Steven Tynan and Damian Eyre had a lifetime of policing ahead of them. The Melbourne underworld saw to it they never would.
It was an underworld war born in Melbourne’s streets that left three suspects dead and officers Tynan and Eyre murdered; and later the death of a respected investigator, who took his own life.
Tynan and Eyre had driven their divisional van to Walsh St in the early hours of October 12, 1988, to make a routine check on a suspect vehicle abandoned in the middle of the road in Walsh Street, South Yarra.
When they arrived, Tynan and Eyre faced a Holden sedan parked, engine running, in the middle of the road. Its headlights were on, and both front doors were wide open.
As the two constables were looking into the abandoned car, they were shot and killed by armed offenders waiting in ambush.
The Walsh St murders, as they quickly became known, rocked the police world; which believed they had been organised in retribution for the police shooting of two armed robbery suspects.
The two young constables were not involved in those investigations.

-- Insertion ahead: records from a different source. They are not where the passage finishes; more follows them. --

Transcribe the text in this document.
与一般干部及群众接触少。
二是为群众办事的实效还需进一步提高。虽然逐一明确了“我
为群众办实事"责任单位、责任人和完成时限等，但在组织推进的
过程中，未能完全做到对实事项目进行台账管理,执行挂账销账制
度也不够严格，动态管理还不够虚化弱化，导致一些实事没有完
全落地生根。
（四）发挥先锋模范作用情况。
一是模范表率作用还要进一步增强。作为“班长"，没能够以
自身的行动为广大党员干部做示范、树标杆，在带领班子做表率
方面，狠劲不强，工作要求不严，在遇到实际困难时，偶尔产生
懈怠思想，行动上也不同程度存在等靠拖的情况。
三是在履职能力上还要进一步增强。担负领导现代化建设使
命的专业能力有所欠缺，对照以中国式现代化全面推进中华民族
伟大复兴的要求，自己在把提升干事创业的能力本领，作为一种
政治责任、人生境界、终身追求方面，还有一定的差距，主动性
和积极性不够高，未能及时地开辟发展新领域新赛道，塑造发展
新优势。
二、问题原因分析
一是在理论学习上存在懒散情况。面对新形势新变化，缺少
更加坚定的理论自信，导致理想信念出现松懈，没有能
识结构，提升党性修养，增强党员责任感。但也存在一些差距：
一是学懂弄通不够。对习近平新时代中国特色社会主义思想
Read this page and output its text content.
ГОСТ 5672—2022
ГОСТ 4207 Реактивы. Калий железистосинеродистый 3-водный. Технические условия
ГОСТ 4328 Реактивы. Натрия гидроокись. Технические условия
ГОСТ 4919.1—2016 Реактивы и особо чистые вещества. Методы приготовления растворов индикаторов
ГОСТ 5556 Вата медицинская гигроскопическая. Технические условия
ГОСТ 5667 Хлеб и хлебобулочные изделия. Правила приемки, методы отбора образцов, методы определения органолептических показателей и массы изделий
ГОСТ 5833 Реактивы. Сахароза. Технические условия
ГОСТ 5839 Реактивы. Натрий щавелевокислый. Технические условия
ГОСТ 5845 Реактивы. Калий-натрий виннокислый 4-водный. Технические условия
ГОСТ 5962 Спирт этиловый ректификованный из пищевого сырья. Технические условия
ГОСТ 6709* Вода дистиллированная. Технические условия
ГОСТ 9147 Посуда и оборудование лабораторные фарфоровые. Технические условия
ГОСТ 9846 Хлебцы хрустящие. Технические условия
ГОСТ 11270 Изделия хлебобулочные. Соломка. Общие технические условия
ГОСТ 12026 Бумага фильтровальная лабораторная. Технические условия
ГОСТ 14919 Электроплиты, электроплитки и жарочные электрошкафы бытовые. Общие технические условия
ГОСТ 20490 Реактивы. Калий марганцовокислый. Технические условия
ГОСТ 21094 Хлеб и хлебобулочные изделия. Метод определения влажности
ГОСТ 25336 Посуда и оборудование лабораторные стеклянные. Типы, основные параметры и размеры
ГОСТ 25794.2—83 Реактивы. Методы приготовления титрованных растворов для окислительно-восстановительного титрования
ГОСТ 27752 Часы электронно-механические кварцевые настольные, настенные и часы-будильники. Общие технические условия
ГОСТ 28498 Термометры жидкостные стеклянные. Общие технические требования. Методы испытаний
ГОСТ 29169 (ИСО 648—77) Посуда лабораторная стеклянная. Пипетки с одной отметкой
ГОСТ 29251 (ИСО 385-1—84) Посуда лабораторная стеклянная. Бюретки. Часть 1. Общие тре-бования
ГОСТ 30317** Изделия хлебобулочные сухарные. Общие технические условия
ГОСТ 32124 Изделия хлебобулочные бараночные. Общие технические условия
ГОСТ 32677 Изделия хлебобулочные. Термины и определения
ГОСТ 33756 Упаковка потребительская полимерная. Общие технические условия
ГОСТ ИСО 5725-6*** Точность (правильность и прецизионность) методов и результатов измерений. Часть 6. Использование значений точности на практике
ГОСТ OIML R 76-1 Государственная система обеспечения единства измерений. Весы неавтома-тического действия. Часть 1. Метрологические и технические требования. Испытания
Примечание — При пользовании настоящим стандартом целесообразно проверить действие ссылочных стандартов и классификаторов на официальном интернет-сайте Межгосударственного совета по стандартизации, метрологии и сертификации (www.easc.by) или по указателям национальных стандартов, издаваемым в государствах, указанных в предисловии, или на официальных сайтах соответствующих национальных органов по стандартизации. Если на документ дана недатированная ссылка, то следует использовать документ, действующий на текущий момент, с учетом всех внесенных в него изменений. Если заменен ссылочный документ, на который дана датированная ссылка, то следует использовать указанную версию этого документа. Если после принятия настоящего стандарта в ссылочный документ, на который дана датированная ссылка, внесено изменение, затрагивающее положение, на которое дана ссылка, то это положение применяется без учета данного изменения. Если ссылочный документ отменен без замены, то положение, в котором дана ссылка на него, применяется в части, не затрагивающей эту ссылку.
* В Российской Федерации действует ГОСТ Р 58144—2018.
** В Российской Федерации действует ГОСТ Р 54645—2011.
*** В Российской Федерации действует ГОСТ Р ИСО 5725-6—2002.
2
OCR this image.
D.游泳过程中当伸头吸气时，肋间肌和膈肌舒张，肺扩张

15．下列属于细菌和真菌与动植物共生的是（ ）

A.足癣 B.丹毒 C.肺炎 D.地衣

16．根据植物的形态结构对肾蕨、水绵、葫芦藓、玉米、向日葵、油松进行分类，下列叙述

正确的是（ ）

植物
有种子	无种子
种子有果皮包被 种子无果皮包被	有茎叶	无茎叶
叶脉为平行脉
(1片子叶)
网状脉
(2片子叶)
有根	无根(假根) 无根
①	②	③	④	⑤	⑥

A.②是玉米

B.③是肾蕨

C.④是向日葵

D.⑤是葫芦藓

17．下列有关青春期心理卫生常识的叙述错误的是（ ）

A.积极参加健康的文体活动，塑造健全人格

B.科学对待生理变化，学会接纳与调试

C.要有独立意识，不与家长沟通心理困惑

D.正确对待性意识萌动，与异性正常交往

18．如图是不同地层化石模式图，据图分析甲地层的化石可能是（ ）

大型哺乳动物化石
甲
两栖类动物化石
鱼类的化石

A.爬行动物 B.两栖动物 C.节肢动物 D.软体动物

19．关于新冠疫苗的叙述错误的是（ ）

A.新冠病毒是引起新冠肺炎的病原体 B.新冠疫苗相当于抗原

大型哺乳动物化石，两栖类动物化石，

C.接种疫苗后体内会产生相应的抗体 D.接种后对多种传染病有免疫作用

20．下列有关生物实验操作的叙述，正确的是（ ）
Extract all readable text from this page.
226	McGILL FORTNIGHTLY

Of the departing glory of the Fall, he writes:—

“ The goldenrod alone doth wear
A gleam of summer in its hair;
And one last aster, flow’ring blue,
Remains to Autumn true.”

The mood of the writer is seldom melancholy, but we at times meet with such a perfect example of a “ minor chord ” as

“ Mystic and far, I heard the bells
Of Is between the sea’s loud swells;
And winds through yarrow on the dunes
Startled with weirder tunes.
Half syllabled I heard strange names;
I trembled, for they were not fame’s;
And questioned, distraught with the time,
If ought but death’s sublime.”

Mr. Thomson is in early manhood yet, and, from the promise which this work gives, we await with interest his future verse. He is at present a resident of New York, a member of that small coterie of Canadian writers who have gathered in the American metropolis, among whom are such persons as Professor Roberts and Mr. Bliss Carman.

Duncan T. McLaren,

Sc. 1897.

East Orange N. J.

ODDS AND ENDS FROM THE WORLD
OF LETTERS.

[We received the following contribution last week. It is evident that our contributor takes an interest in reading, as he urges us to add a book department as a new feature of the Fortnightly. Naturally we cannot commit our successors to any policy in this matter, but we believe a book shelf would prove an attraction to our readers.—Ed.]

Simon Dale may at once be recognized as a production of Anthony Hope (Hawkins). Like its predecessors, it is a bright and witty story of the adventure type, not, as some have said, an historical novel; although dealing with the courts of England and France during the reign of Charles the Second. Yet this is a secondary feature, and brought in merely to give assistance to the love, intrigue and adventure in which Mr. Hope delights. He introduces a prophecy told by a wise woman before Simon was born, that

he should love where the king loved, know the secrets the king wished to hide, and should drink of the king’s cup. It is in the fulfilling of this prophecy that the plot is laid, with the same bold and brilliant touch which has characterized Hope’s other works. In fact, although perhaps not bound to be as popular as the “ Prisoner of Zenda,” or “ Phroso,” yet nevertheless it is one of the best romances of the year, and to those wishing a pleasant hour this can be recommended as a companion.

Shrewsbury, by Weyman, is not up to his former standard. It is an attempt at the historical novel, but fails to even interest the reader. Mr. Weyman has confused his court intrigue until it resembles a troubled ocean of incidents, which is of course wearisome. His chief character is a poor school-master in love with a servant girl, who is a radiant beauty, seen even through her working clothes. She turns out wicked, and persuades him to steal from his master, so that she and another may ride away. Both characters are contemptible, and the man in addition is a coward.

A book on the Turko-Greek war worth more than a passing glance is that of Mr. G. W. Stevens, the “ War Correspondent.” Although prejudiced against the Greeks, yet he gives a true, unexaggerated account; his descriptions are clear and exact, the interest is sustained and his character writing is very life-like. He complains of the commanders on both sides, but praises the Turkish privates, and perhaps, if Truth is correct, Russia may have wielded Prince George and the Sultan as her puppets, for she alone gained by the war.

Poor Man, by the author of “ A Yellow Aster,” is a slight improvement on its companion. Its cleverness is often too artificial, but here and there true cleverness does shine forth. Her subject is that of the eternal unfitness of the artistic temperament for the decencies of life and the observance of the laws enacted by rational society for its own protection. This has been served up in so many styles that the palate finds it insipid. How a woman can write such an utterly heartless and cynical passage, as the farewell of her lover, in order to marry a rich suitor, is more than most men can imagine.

Four men were charged with murder but acquitted in a trial in the Victorian Supreme Court in 1991.
One of those charged was Victor Pierce, part of a well-known crime family. He was shot dead in a supermarket car park in 2002.
Tynan and Eyre were later honoured with posthumous Valour Awards on the 30th anniversary of the Walsh Street killings.
Frank Eyre accepted his son’s award in a moving service at Prahran Police Station before reflecting on how that tragic night changed policing forever in Victoria.
“There’s a lot to be learned from that day… There’s things to be learned by myself and older policemen that day – the way it happened,” Mr Eyre said.
Constable Tynan’s mother Wendy laid flowers for her son.
“Everyday is the same. He’s always with us, always.”